Он их не видел. Да и не торопился и не желал видеть. И не потому только, что приболел о ту пору, что ночами метался в бреду, пылая жаром, и что Прасковьюшка не успевала менять на нём рубахи Даже когда стало легче, когда пропастница[42] отпустила — не хотелось видеть. Он даже не почувствовал никакого удовлетворения из-за того, что, по-видимому, так бесславно закончился на этот раз поход князя Катырева-Ростовского, сменившего его в государевом войске. Да разве могло такое дело кончиться по-иному? Крутой нравом Басманов вынудил Катырева-Ростовского удалиться из войска и заставил его под каким-то предлогом возвратиться в Москву. А за ним увязался и прилипчивый Телятьевский, вечно всем и всеми недовольный, вечно сгорающий от зависти.

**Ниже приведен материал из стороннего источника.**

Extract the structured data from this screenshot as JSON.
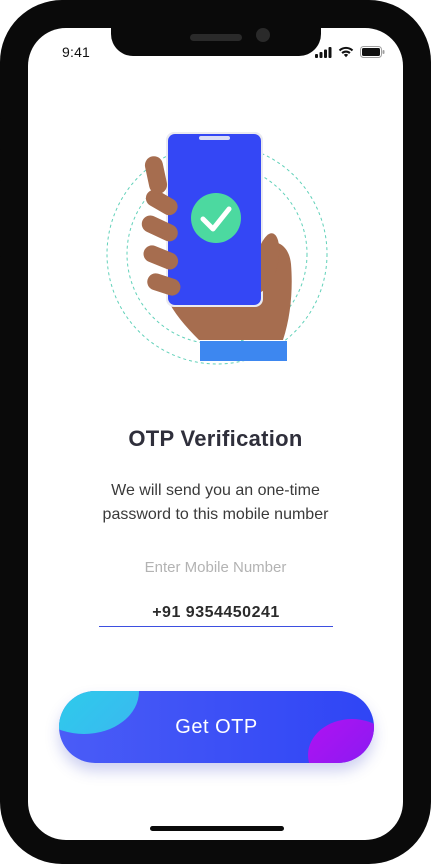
{
  "status_bar": {
    "time": "9:41"
  },
  "screen": {
    "title": "OTP Verification",
    "description_lines": [
      "We will send  you an one-time",
      "password to this mobile number"
    ],
    "phone_label": "Enter Mobile Number",
    "phone_value": "+91 9354450241",
    "button_label": "Get OTP"
  },
  "icons": {
    "signal": "cellular-signal-icon",
    "wifi": "wifi-icon",
    "battery": "battery-icon",
    "illustration": "hand-holding-phone-verified-illustration",
    "check": "check-icon"
  },
  "colors": {
    "accent_blue": "#3447f5",
    "check_green": "#4cd9a0",
    "blob_cyan": "#27d6e8",
    "blob_purple": "#a415f2",
    "underline": "#3d4fe0"
  }
}
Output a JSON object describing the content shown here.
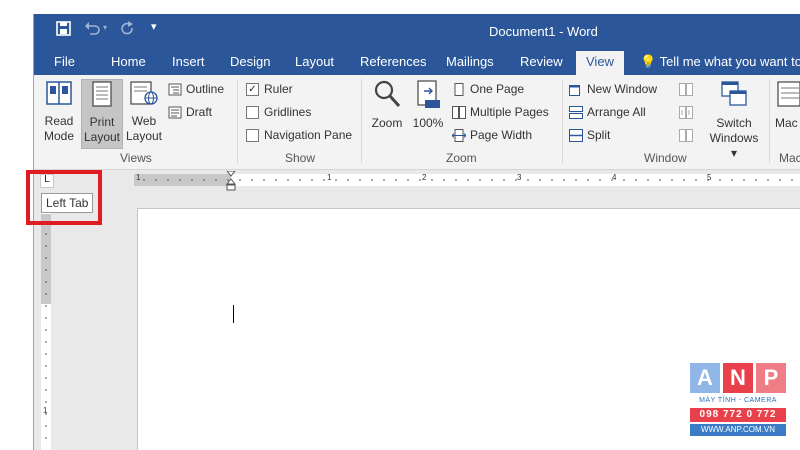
{
  "app": {
    "title": "Document1 - Word",
    "qat": {
      "save_icon": "save-icon",
      "undo_icon": "undo-icon",
      "redo_icon": "redo-icon",
      "customize_icon": "customize-qat-icon"
    }
  },
  "tabs": [
    "File",
    "Home",
    "Insert",
    "Design",
    "Layout",
    "References",
    "Mailings",
    "Review",
    "View"
  ],
  "active_tab": "View",
  "tell_me": "Tell me what you want to d",
  "ribbon": {
    "views": {
      "label": "Views",
      "read_mode": [
        "Read",
        "Mode"
      ],
      "print_layout": [
        "Print",
        "Layout"
      ],
      "web_layout": [
        "Web",
        "Layout"
      ],
      "outline": "Outline",
      "draft": "Draft"
    },
    "show": {
      "label": "Show",
      "ruler": "Ruler",
      "ruler_checked": "✓",
      "gridlines": "Gridlines",
      "navigation_pane": "Navigation Pane"
    },
    "zoom": {
      "label": "Zoom",
      "zoom": "Zoom",
      "percent": "100%",
      "one_page": "One Page",
      "multiple_pages": "Multiple Pages",
      "page_width": "Page Width",
      "badge": "100"
    },
    "window": {
      "label": "Window",
      "new_window": "New Window",
      "arrange_all": "Arrange All",
      "split": "Split",
      "switch_windows": [
        "Switch",
        "Windows ▾"
      ]
    },
    "macros": {
      "label": "Mac",
      "button": "Mac"
    }
  },
  "ruler": {
    "tab_selector_glyph": "L",
    "numbers": [
      "1",
      "1",
      "2",
      "3",
      "4",
      "5"
    ],
    "vertical_number": "1"
  },
  "tooltip": "Left Tab",
  "watermark": {
    "letters": [
      "A",
      "N",
      "P"
    ],
    "tagline": "MÁY TÍNH - CAMERA",
    "phone": "098 772 0 772",
    "website": "WWW.ANP.COM.VN"
  },
  "colors": {
    "accent": "#2b579a",
    "highlight": "#e21b23"
  }
}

Сначала, выздоравливая, князь Шуйский беззаботно слонялся по своему дворцу, пробуя силу собственных ног, и краем уха слушал доклады молодого Варсонофия о том, что народ-де после возвращения этих князей уже дожидается подхода войск самозванца-вора. Что кто-то распускает слухи, будто бы уже совсем рядом с Москвою находятся атаманы Корела да Заруцкий со своими дикими казаками, с которыми Корела выстоял в осаждённых Кромах; что выставленные на кремлёвских стенах пушки привели московскую чернь в ещё большее оживление.
Василий Иванович понимал, кем распускаются слухи, раздумывал, не стоит ли предпринять меры, чтобы всё это приглушить, или же ничего не надо пока менять, а сам тем временем беззаботно повторял, главным образом для Варсонофия и для Прасковьюшки:
— Враки всё это! Корела против Москвы... Смех... Говорили, что если его сдёрнуть с коня да поставить на землю, то его и малые детки сковырнут и зашибут!
Подобное же говорил и по поводу слухов о появлении на Руси польской королевской армии.
— Да кто разрешит королю посылать к нам войско? Да ещё с Жолкевским во главе! — уже негодовал он. — Польшу, ляхов на наш аршин мерят! При живом-то Яне Замойском! Ляхам нужен мир! Жолкевским шведа держат!
Однако вскоре князю Шуйскому доложили, что вор-самозванец уже находится в Туле, что при нём и Басманов, и многие бояре, и воеводы, что при нём уже всё государево войско, которое он распускает за ненадобностью, и что он прислал из Тулы свои грамоты, а гонцами его с теми грамотами стали дворяне Гаврила Пушкин и Наум Плещеев. Что в Кремле, в царском дворце, не знают, что и делать, как поступить, потому что указанные посланцы от Димитрия, опасаясь явиться прямо в Москву, начали читать привезённую мерзость в Красном Селе, не доезжая до Москвы, да народ принудил их силою явиться-таки на Красную площадь, чтобы непотребное прозвучало с Лобного места!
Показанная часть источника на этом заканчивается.